Strange things happened when debugging the new pipeline structure of simple-radio-telescope-backend: when emulated_fp64 is switched on (that is, the df64 type in “Emulated double precision Double single routine header” by StickGuy, Norbert Juffa, Reimar, et al. is used), under Debug configuration every thing works fine, but Release configuration gives wrong results!

An example is evaluating phase delay of radio wave in plasma caused by electrodynamics, the difference of cos() and sin() of such phase evaluated using float64 and df64 is shown below:

df64_double_debug.svg

Difference of result given by df64 & double under Debug configuration, tested on NVIDIA RTX A4000

df64_double_release.svg

Difference of result given by df64 & double under Release configuration, tested on NVIDIA RTX A4000

This is most likely caused by some inappropriate optimization, and after some investigation this post on NVIDIA forum “Different results in Debug and Release mode compile” leads to fused multiply add (FMA) operations, then this Stack Overflow post “clang/gcc only generates fma with -ffast-math; why?” gives some clue: #pragma STDC FP_CONTRACT ON/OFF.
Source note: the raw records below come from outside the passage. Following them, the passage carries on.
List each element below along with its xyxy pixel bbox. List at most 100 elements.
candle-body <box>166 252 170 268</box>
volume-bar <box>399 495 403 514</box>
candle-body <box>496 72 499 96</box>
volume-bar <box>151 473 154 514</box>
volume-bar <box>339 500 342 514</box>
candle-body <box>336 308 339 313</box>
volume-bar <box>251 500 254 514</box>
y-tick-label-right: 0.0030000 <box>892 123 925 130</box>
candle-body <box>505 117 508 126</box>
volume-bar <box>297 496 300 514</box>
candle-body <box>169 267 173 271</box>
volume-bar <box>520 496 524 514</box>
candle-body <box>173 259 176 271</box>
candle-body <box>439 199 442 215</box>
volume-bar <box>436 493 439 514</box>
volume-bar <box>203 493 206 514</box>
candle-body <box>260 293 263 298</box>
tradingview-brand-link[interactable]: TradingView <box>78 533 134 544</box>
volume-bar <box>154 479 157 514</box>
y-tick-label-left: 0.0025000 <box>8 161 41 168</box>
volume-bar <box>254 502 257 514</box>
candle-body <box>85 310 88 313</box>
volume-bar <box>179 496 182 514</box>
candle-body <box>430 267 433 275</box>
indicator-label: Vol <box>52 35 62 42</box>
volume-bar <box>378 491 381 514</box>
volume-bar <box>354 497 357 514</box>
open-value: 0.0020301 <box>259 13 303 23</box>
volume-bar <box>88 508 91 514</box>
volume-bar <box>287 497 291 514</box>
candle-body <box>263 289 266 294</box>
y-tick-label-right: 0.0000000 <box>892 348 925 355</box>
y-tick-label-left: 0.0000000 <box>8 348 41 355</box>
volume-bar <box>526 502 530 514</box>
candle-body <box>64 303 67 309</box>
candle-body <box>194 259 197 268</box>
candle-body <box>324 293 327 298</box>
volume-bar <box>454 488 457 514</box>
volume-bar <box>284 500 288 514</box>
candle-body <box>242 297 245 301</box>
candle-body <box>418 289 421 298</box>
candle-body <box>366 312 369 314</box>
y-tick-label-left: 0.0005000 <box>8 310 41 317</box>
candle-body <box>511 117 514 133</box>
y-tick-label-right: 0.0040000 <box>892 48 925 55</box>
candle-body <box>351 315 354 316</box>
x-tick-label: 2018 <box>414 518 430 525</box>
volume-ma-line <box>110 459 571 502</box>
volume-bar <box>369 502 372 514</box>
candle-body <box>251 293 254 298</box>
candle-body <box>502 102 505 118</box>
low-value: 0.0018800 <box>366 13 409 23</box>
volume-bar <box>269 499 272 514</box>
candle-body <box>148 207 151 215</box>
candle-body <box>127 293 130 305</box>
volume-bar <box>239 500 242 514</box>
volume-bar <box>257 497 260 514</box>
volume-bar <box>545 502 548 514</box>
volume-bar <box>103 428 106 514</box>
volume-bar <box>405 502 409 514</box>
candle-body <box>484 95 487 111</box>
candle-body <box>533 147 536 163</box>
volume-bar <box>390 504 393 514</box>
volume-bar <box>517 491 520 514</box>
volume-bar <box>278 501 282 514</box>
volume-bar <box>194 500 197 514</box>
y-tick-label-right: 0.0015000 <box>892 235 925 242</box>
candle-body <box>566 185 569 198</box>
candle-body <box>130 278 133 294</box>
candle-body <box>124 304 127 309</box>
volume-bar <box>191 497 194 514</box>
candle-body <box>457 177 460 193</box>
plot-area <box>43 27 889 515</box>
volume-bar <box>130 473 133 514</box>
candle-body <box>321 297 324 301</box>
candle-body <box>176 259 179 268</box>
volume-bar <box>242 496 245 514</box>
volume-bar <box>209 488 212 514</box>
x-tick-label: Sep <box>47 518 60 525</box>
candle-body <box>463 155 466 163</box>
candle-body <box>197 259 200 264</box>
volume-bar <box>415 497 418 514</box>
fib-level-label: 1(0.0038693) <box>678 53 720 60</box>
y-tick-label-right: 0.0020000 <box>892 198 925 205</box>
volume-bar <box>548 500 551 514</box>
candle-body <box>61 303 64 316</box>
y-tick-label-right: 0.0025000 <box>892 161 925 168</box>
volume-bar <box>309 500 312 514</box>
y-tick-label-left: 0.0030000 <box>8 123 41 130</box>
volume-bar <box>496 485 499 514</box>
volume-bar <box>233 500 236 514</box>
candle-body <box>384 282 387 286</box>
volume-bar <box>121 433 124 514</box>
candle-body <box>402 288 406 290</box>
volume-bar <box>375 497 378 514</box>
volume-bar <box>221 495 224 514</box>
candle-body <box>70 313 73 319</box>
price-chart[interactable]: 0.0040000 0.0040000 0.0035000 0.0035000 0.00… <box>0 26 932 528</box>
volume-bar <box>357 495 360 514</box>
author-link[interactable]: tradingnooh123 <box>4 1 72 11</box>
Referring to Clang’s documentation of -ffp-contract, the accepted values are:

  • fast (fuse across statements disregarding pragmas, default for CUDA)
  • on (fuse in the same statement unless dictated by pragmas, default for languages other than CUDA/HIP)
  • off (never fuse)
  • fast-honor-pragmas (fuse across statements unless dictated by pragmas, default for HIP)

Tested -ffp-contract=on and the problem went away.

Till now everything was good, but then I realized that there’s again an exception for CUDA: it simply ignores #pragma derivatives, unlike HIP’s fast-honor-pragmas, and the later one isn’t supported by CUDA. Quite annoying.

Then I have to completely set -ffp-contract=on on CUDA for correctness of the results, and any performance degradation is none of my business; in fact, the whole df64 technique had been completely unnecessary, until CUDA came into the game.